A solution might be instating a International Climate Justice Tribunal, as proposed by Bolivia. Countries that break their commitments would be penalized with international sanctions, analogous to the ones imposed by international trade courts. Such climate shepherds aren’t on the table in Paris, though. Prof David MacKay of University of Cambridge says there’s another inherent flaw to the Paris framework. Each country made its INDC by only looking inside and not outside. MacKay says:
“The science of cooperation predicts that if all you are doing is naming individual contributions – offers that aren’t coupled to each other – then you’ll end up with a relatively poor outcome.”
“We have the history of the Kyoto agreement as an example of this. Initially, the approach was to find a common commitment, but eventually it descended into a patchwork of individual commitments… and that led to very weak commitments and several countries leaving the process.”
“If you make a treaty that is based on reciprocity, so ‘I will, if you will’ and ‘I won’t, if you won’t’, then you can end up in a very different position,” explained Prof MacKay.
“If people make a common commitment that they will match what others do, then it becomes in your self interest to advocate a high level of action because it will apply not only to you but also to others.”
Indeed, an internationally binding carbon cap-and-trade scheme – systems that let companies buy and sell the right to pollute – sounds like one of the best solution, only if countries could agree to it. A federal level cap-and-trade emission scheme is impossible today in the U.S., for instance, where Congress would refuse to pass such a law. Instead, cap-and-trade emissions are applied locally and by federal agencies, without legislation. But the global market is growing, even though these are dispersed and don’t follow a common framework. Japan, South Korea, dozens of U.S. states and the Canadian provinces of Ontario and Quebec will soon have their own carbon trading scheme. Worldwide, carbon markets reached $34 billion in volume last year, up $2 billion from the year before, according to the World Bank.
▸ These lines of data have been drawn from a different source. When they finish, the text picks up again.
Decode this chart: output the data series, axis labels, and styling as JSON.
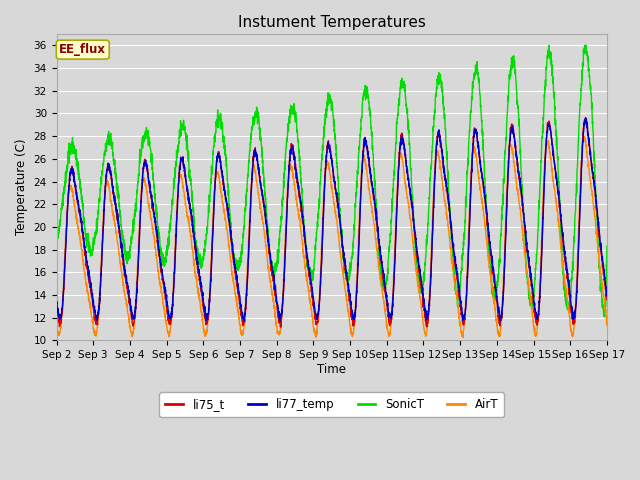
{
  "title": "Instument Temperatures",
  "xlabel": "Time",
  "ylabel": "Temperature (C)",
  "ylim": [
    10,
    37
  ],
  "yticks": [
    10,
    12,
    14,
    16,
    18,
    20,
    22,
    24,
    26,
    28,
    30,
    32,
    34,
    36
  ],
  "background_color": "#d8d8d8",
  "plot_bg_color": "#d8d8d8",
  "annotation_text": "EE_flux",
  "annotation_color": "#8b0000",
  "annotation_bg": "#ffffcc",
  "annotation_border": "#aaaa00",
  "series": {
    "li75_t": {
      "color": "#dd0000",
      "lw": 1.0
    },
    "li77_temp": {
      "color": "#0000cc",
      "lw": 1.0
    },
    "SonicT": {
      "color": "#00dd00",
      "lw": 1.0
    },
    "AirT": {
      "color": "#ff8800",
      "lw": 1.0
    }
  },
  "legend_entries": [
    "li75_t",
    "li77_temp",
    "SonicT",
    "AirT"
  ],
  "legend_colors": [
    "#dd0000",
    "#0000cc",
    "#00dd00",
    "#ff8800"
  ],
  "grid_color": "#ffffff",
  "tick_label_size": 7.5,
  "title_fontsize": 11
}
“We see a carbon price as a mechanism for driving innovation,” Glen Murray, Ontario’s environment minister, told a conference on emissions trading in New York in September. “We now have a critical mass of governments. We’ve passed the tipping point.”
“While emissions trading was for some time only a European thing, times have changed, and we have an increasing number of national and regional schemes,” saidIngo Ramming, the London-based co-head of commodity solutions at Commerzbank AG. “We believe that this trend will continue, carbon pricing and emissions trading will play an increasingly important role.”
At Paris, though, governments won’t discuss any legally binding agreement, as overseen by an international court, nor will there be any international cap-and-trade system. Instead, the compromise each government makes is set to a minimum or, at most, moderately ambitious. Basically, the U.N. is trying to maximize the chance counties accept to reduce their emissions, but in doing so promotes emission targets that are not sufficient to reach the stated goal (less than 2 degrees C warming). Nobody imagines global politics at this level is easy, but let’s just hope something good will come out of it.